Novel AAV/CRISPR Therapeutic for DLK Inhibition

Derek Welsbie, MD, PhD University of California, San Diego


Donald J. Zack, MD, PhD Johns Hopkins University


Nerve cells called retinal ganglion cells (RGCs) form the connection between the eye and the brain. In glaucoma, these nerve cells die and vision is permanently lost. We have previously shown that a protein called dual leucine zipper kinase (DLK) is critical for the death of these cells. Thus, this proposal seeks to develop a gene therapy vector that might interfere with DLK and prevent RGC death and accompanying vision loss.

Project Details

Our lab is developing gene therapy strategies to treat optic neuropathies, potentially blinding diseases of the optic nerve. They are characterized by the loss of retinal ganglion cells (RGCs), the nerve cells that transmit visual information from the retina to the brain. The most common form, glaucoma, is a leading cause of worldwide blindness. Conventional therapy for glaucoma focuses on lowering the eye pressure, but this can be challenging in some while others worsen despite aggressive pressure-lowering.
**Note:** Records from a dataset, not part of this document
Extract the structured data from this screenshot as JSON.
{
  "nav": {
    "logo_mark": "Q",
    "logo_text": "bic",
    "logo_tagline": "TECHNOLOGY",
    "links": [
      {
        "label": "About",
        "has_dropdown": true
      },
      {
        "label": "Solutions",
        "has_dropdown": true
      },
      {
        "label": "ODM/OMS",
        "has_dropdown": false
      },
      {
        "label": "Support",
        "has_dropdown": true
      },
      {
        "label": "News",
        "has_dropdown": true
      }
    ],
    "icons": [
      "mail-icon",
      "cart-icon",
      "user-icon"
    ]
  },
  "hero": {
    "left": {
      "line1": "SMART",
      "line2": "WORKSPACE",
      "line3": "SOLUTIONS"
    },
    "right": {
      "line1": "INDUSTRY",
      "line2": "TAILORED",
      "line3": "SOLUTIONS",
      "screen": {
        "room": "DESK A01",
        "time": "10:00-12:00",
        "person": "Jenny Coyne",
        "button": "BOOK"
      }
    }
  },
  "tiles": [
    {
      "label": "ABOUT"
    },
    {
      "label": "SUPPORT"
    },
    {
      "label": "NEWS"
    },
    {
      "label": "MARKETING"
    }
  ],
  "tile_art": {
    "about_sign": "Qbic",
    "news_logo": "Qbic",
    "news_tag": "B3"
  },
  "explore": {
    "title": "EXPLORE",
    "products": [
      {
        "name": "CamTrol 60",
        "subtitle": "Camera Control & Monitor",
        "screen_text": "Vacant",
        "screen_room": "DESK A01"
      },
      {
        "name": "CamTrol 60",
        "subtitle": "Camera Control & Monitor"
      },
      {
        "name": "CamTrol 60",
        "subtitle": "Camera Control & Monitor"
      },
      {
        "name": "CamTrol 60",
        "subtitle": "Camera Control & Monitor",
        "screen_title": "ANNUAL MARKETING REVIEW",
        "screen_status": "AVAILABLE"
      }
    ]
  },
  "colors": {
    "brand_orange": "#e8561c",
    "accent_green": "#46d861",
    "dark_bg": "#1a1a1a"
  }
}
Thus, our lab has been interested in developing a novel neuroprotective strategy that directly interferes with the cell death process in RGCs.
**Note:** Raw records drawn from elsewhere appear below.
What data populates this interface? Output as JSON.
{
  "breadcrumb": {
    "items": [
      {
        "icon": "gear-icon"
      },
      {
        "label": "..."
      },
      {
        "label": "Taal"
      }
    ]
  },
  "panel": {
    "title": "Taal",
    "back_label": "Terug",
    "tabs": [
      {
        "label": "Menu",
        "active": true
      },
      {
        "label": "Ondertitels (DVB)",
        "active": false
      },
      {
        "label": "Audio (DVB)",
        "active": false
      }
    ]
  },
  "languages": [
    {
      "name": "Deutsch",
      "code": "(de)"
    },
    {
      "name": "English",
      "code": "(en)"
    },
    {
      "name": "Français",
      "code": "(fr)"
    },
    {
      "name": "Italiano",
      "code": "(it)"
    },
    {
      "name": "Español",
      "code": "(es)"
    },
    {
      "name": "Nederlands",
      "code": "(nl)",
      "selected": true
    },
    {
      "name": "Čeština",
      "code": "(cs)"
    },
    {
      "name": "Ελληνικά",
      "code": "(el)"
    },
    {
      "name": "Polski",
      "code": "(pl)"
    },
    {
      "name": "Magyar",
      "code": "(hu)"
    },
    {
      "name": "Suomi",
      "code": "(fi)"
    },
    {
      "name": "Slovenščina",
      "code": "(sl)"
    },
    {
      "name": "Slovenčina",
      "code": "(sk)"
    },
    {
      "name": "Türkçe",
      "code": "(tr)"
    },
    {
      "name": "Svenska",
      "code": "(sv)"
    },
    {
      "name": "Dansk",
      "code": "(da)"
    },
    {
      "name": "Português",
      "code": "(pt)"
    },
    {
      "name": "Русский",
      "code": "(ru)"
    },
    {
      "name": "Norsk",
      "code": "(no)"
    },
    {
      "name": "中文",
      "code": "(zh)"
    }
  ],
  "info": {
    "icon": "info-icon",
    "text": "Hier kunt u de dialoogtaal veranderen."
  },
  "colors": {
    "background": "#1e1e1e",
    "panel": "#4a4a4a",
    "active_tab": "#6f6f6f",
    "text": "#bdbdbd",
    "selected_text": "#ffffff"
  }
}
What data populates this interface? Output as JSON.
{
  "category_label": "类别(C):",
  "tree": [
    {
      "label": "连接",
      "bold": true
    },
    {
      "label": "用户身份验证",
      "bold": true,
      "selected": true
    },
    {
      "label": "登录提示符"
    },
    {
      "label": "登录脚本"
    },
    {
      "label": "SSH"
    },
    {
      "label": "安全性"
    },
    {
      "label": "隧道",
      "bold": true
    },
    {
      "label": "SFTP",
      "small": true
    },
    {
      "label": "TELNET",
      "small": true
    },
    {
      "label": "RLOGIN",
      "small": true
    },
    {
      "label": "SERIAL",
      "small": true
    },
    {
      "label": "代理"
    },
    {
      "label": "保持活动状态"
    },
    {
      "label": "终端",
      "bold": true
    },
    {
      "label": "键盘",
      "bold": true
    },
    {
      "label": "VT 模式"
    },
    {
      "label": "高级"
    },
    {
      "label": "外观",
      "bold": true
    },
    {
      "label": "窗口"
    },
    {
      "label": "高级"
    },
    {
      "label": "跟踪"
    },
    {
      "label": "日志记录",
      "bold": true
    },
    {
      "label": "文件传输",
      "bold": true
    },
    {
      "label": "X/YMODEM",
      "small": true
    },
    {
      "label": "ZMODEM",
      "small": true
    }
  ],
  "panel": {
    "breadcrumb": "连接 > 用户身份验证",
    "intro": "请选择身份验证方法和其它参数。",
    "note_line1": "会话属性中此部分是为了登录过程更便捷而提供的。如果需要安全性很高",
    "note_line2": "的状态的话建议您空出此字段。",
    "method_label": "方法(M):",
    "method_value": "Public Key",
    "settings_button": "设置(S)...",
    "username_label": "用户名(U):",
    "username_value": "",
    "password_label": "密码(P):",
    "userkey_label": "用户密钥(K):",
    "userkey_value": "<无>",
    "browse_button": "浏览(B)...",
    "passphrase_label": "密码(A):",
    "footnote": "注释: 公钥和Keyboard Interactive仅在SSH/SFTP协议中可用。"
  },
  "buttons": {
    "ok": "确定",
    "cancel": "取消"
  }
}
To do this, we have screened through all of the genes in RGCs to identify those whose inhibition is the most effective at promoting RGC survival. This work led to the identification of dual leucine zipper kinase (DLK) as a key mediator of RGC cell death, and an exciting potential target for glaucoma neuroprotection. In this proposal, we are using a new technology called CRISPR editing to target DLK and prevent RGC cell death. In the first part of our study, we will validate that we can successfully target DLK in a rodent and that the strategy is effective at inhibiting DLK function. We will also test the safety of such an approach. In the second half of the study, we will test whether our gene therapy vector is effective at halting the progression of an optic neuropathy in rodents.
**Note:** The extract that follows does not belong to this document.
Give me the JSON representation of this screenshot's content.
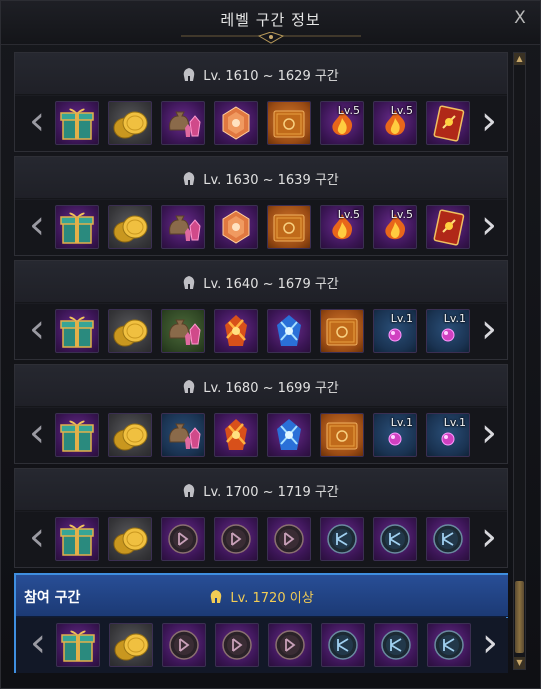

While CRISPR technology has the potential to revolutionize medicine, there are some limitations with respect to delivering this gene-editing machinery to cells. This work is based on a technology that solves some of these limitations. If successful, this would springboard the clinical development of this technology for glaucoma neuroprotection and potentially other diseases amenable to CRISPR-editing.